There was prison escapes, hunger strikes and executions in this period with the civil war seeing the most brutal of conditions in the Gaol.
The Free State executed four Republicans in the Gaol on November 17th 1922. This was a clear message by the Free State to Irish Republicans that they could be as bad if not worse then the British, even if it meant executing prisoners in Kilmainham Gaol.
Paradoxically Grace Gifford, who was married in the Gaol in 1916 ended up being a prisoner herself during the civil war in 1923, the conditions were so bad that they went on hunger strike.
When the civil war ended in 1923 the Gaol emptied again, Eamon De Valera was its last prisoner when he was released, the Gaol officially closed in 1924.
The Gaol was forgotten about like many other historic buildings connected with the 1916 rising, it's as if the 26 county state wanted to forget about this vital part of Irish Revolutionary history.
The free state contemplated reopening it again in 1926 but this was finally shelved in 1929, in fact, when Fianna Fail got into power with De Valera as Taoiseach they considered knocking it down in 1936 but felt it would be too costly.
The National Graves Association by the late 1930s had urged that the Gaol be turned into a museum, but this was rejected by the Department of Education, and throughout the forthcoming year's many reports and recommendations were never acted on.
In the early 1950s rumours emerged that the Gaol was to be knocked down, so this saw the formation of a grassroots movement for the preservation of Kilmainham Gaol which resulted in the creation of a society in 1958 called the Kilmainham Gaol Restoration Society.
This movement got the backing of the National Graves Association NGA, IRA veterans, Dublin Corporation, and trade unions etc.
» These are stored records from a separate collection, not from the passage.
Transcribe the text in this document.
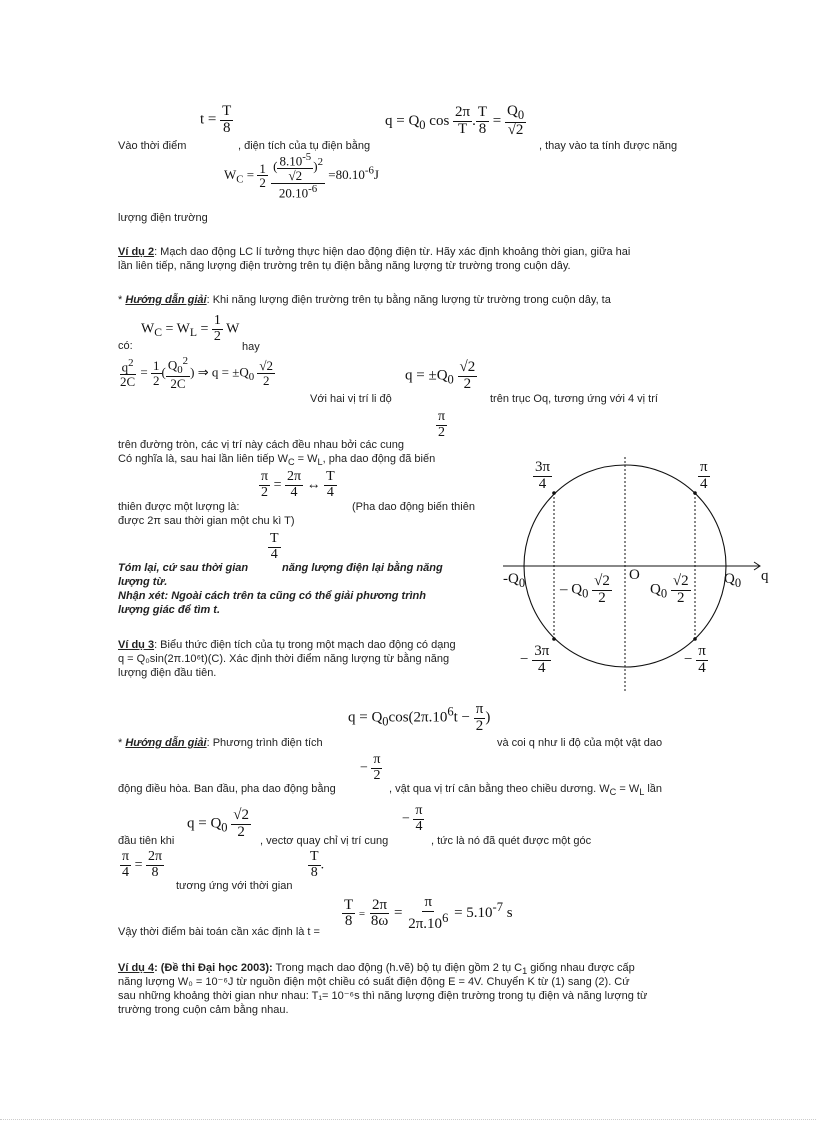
$t = \frac{T}{8}$
Vào thời điểm	, điện tích của tụ điện bằng
$q = Q_0$ $\cos \frac{2\pi}{T}$ . $\frac{T}{8} = \frac{Q_0}{√2}$
, thay vào ta tính được năng
$W_C = \frac{1}{2}$
$\frac{( \frac{8.10^{-5}}{√2} )^2}{20.10^{-6}} =80.10^{-6}J$
lượng điện trường
Ví dụ 2: Mạch dao động LC lí tưởng thực hiện dao động điện từ. Hãy xác định khoảng thời gian, giữa hai
lần liên tiếp, năng lượng điện trường trên tụ điện bằng năng lượng từ trường trong cuộn dây.
* Hướng dẫn giải: Khi năng lượng điện trường trên tụ bằng năng lượng từ trường trong cuộn dây, ta
$W_C = W_L = \frac{1}{2}$ W
có:	hay
$\frac{q^2}{2C} = \frac{1}{2}$ ( $\frac{Q_0^2}{2C}$ ) ⇒ $q = \pm Q_0 \frac{√2}{2}$
Với hai vị trí li độ
$q = \pm Q_0 \frac{√2}{2}$
trên trục Oq, tương ứng với 4 vị trí
$\frac{\pi}{2}$
trên đường tròn, các vị trí này cách đều nhau bởi các cung
Có nghĩa là, sau hai lần liên tiếp $W_C = W_L$, pha dao động đã biến
$\frac{\pi}{2} = \frac{2\pi}{4}$ ↔ $\frac{T}{4}$
thiên được một lượng là:	(Pha dao động biến thiên
được 2π sau thời gian một chu kì T)
$\frac{T}{4}$
Tóm lại, cứ sau thời gian	năng lượng điện lại bằng năng
lượng từ.
Nhận xét: Ngoài cách trên ta cũng có thể giải phương trình
lượng giác để tìm t.
Ví dụ 3: Biểu thức điện tích của tụ trong một mạch dao động có dạng
q = Q₀sin(2π.10⁶t)(C). Xác định thời điểm năng lượng từ bằng năng
lượng điện đầu tiên.
$\frac{3\pi}{4}$	$\frac{\pi}{4}$
$-Q_0$	O	$Q_0$ q
– $Q_0 \frac{√2}{2}$	$Q_0 \frac{√2}{2}$
− $\frac{3\pi}{4}$	− $\frac{\pi}{4}$
$q = Q_0\cos(2\pi.10^6t - \frac{\pi}{2}$ )
* Hướng dẫn giải: Phương trình điện tích	và coi q như li độ của một vật dao
− $\frac{\pi}{2}$
động điều hòa. Ban đầu, pha dao động bằng	, vật qua vị trí cân bằng theo chiều dương. $W_C = W_L$ lần
$q = Q_0 \frac{√2}{2}$
đầu tiên khi	, vectơ quay chỉ vị trí cung
− $\frac{\pi}{4}$
, tức là nó đã quét được một góc
$\frac{\pi}{4} = \frac{2\pi}{8}$
tương ứng với thời gian
$\frac{T}{8}$ .
$\frac{T}{8} = \frac{2\pi}{8\omega} = \frac{\pi}{2\pi.10^6} = 5.10^{-7}$ s
Vậy thời điểm bài toán cần xác định là t =
Ví dụ 4: (Đề thi Đại học 2003): Trong mạch dao động (h.vẽ) bộ tụ điện gồm 2 tụ $C_1$ giống nhau được cấp
năng lượng W₀ = 10⁻⁶J từ nguồn điện một chiều có suất điện động E = 4V. Chuyển K từ (1) sang (2). Cứ
sau những khoảng thời gian như nhau: T₁= 10⁻⁶s thì năng lượng điện trường trong tụ điện và năng lượng từ
trường trong cuộn cảm bằng nhau.
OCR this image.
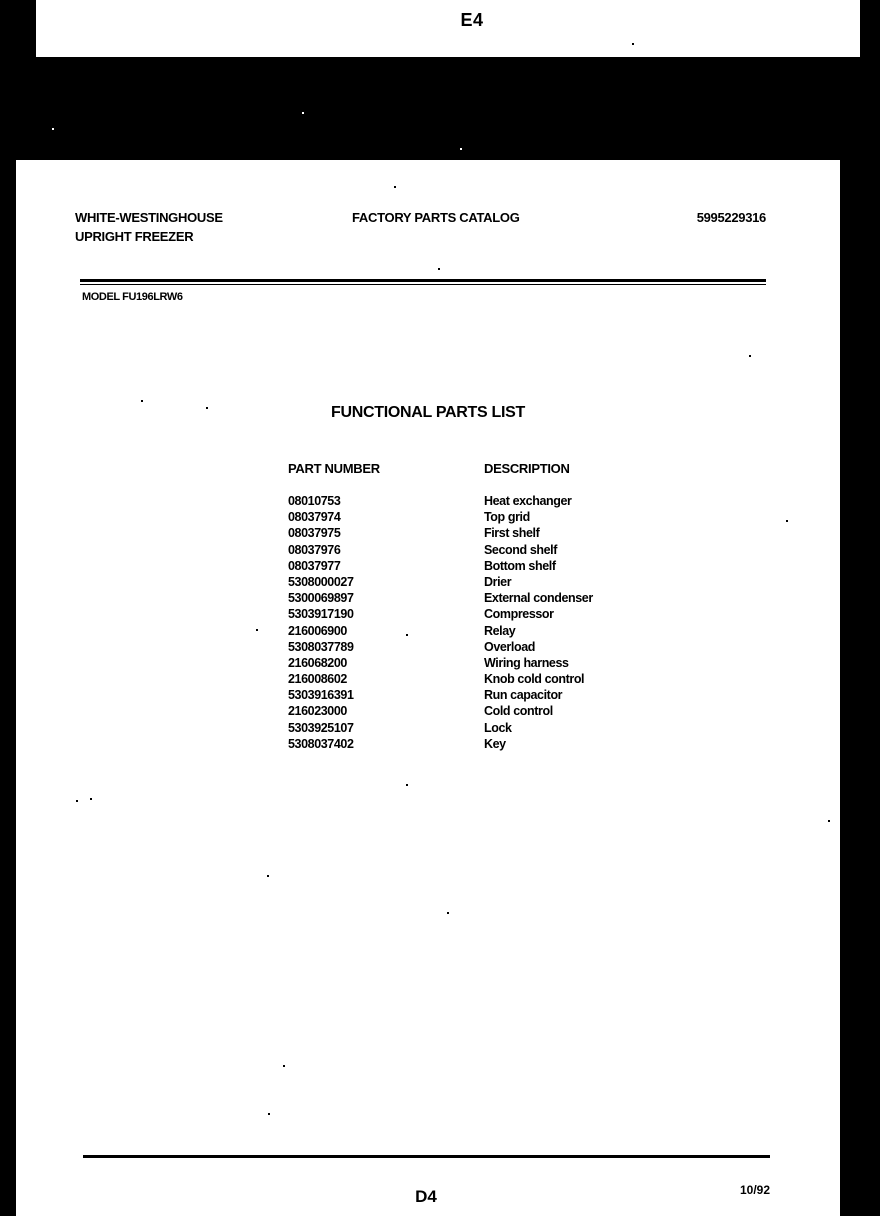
E4
WHITE-WESTINGHOUSE
UPRIGHT FREEZER
FACTORY PARTS CATALOG	5995229316
MODEL FU196LRW6
FUNCTIONAL PARTS LIST
PART NUMBER	DESCRIPTION
08010753	Heat exchanger
08037974	Top grid
08037975	First shelf
08037976	Second shelf
08037977	Bottom shelf
5308000027	Drier
5300069897	External condenser
5303917190	Compressor
216006900	Relay
5308037789	Overload
216068200	Wiring harness
216008602	Knob cold control
5303916391	Run capacitor
216023000	Cold control
5303925107	Lock
5308037402	Key
D4	10/92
They put a proposal to the department of finance for its restoration.
The department agreed, in 1960 the keys to Kilmainham Gaol were officially handed over to the society, in May of that year, 60 volunteers began working on restoring the Gaol.
The work ended in 1971, and the site was given to the Office Of Public works (OPW) to manage the Gaol which was now a museum.
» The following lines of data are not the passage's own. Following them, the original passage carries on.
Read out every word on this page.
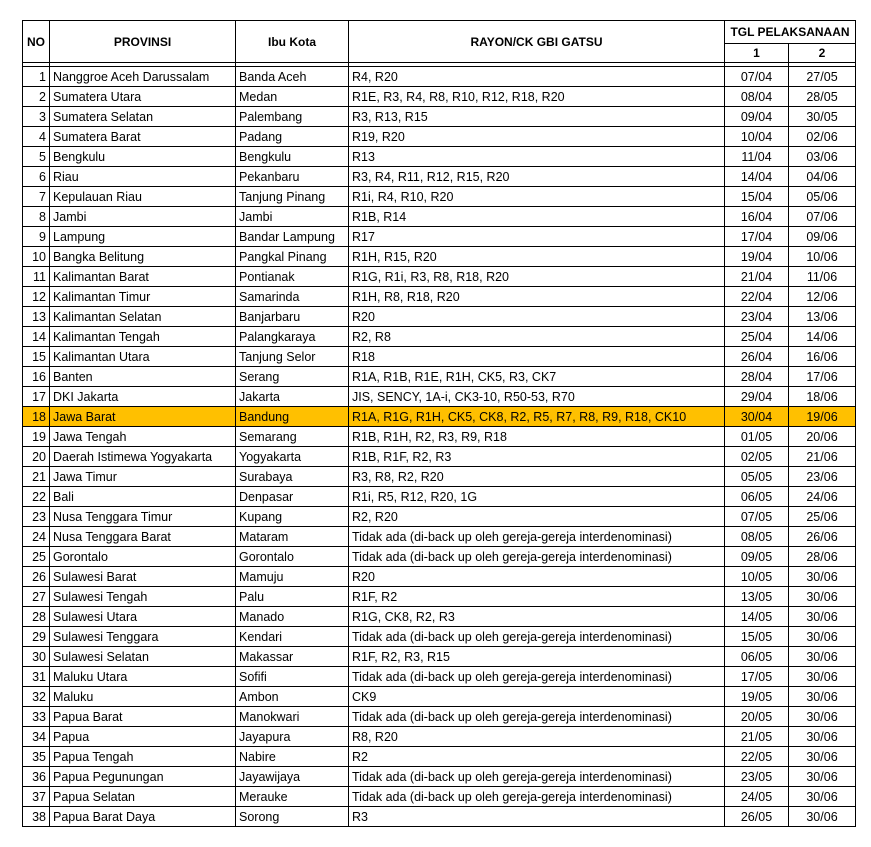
NO	PROVINSI	Ibu Kota	RAYON/CK GBI GATSU	TGL PELAKSANAAN	
				1	2

1	Nanggroe Aceh Darussalam	Banda Aceh	R4, R20	07/04	27/05
2	Sumatera Utara	Medan	R1E, R3, R4, R8, R10, R12, R18, R20	08/04	28/05
3	Sumatera Selatan	Palembang	R3, R13, R15	09/04	30/05
4	Sumatera Barat	Padang	R19, R20	10/04	02/06
5	Bengkulu	Bengkulu	R13	11/04	03/06
6	Riau	Pekanbaru	R3, R4, R11, R12, R15, R20	14/04	04/06
7	Kepulauan Riau	Tanjung Pinang	R1i, R4, R10, R20	15/04	05/06
8	Jambi	Jambi	R1B, R14	16/04	07/06
9	Lampung	Bandar Lampung	R17	17/04	09/06
10	Bangka Belitung	Pangkal Pinang	R1H, R15, R20	19/04	10/06
11	Kalimantan Barat	Pontianak	R1G, R1i, R3, R8, R18, R20	21/04	11/06
12	Kalimantan Timur	Samarinda	R1H, R8, R18, R20	22/04	12/06
13	Kalimantan Selatan	Banjarbaru	R20	23/04	13/06
14	Kalimantan Tengah	Palangkaraya	R2, R8	25/04	14/06
15	Kalimantan Utara	Tanjung Selor	R18	26/04	16/06
16	Banten	Serang	R1A, R1B, R1E, R1H, CK5, R3, CK7	28/04	17/06
17	DKI Jakarta	Jakarta	JIS, SENCY, 1A-i, CK3-10, R50-53, R70	29/04	18/06
18	Jawa Barat	Bandung	R1A, R1G, R1H, CK5, CK8, R2, R5, R7, R8, R9, R18, CK10	30/04	19/06
19	Jawa Tengah	Semarang	R1B, R1H, R2, R3, R9, R18	01/05	20/06
20	Daerah Istimewa Yogyakarta	Yogyakarta	R1B, R1F, R2, R3	02/05	21/06
21	Jawa Timur	Surabaya	R3, R8, R2, R20	05/05	23/06
22	Bali	Denpasar	R1i, R5, R12, R20, 1G	06/05	24/06
23	Nusa Tenggara Timur	Kupang	R2, R20	07/05	25/06
24	Nusa Tenggara Barat	Mataram	Tidak ada (di-back up oleh gereja-gereja interdenominasi)	08/05	26/06
25	Gorontalo	Gorontalo	Tidak ada (di-back up oleh gereja-gereja interdenominasi)	09/05	28/06
26	Sulawesi Barat	Mamuju	R20	10/05	30/06
27	Sulawesi Tengah	Palu	R1F, R2	13/05	30/06
28	Sulawesi Utara	Manado	R1G, CK8, R2, R3	14/05	30/06
29	Sulawesi Tenggara	Kendari	Tidak ada (di-back up oleh gereja-gereja interdenominasi)	15/05	30/06
30	Sulawesi Selatan	Makassar	R1F, R2, R3, R15	06/05	30/06
31	Maluku Utara	Sofifi	Tidak ada (di-back up oleh gereja-gereja interdenominasi)	17/05	30/06
32	Maluku	Ambon	CK9	19/05	30/06
33	Papua Barat	Manokwari	Tidak ada (di-back up oleh gereja-gereja interdenominasi)	20/05	30/06
34	Papua	Jayapura	R8, R20	21/05	30/06
35	Papua Tengah	Nabire	R2	22/05	30/06
36	Papua Pegunungan	Jayawijaya	Tidak ada (di-back up oleh gereja-gereja interdenominasi)	23/05	30/06
37	Papua Selatan	Merauke	Tidak ada (di-back up oleh gereja-gereja interdenominasi)	24/05	30/06
38	Papua Barat Daya	Sorong	R3	26/05	30/06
For Irish Republicans, Kilmainham Gaol is a significant reminder of the sacrifice of those who were imprisoned there, executed there, and hunger striked there etc. and what they struggled for has yet to be achieved.
I live only fifteen minutes walk from the Gaol and I always get a sense of pride every time I walk past it but also very sad that there are still Irish Republicans imprisoned today in Portlaoise, Maghbaeey and Hydebank.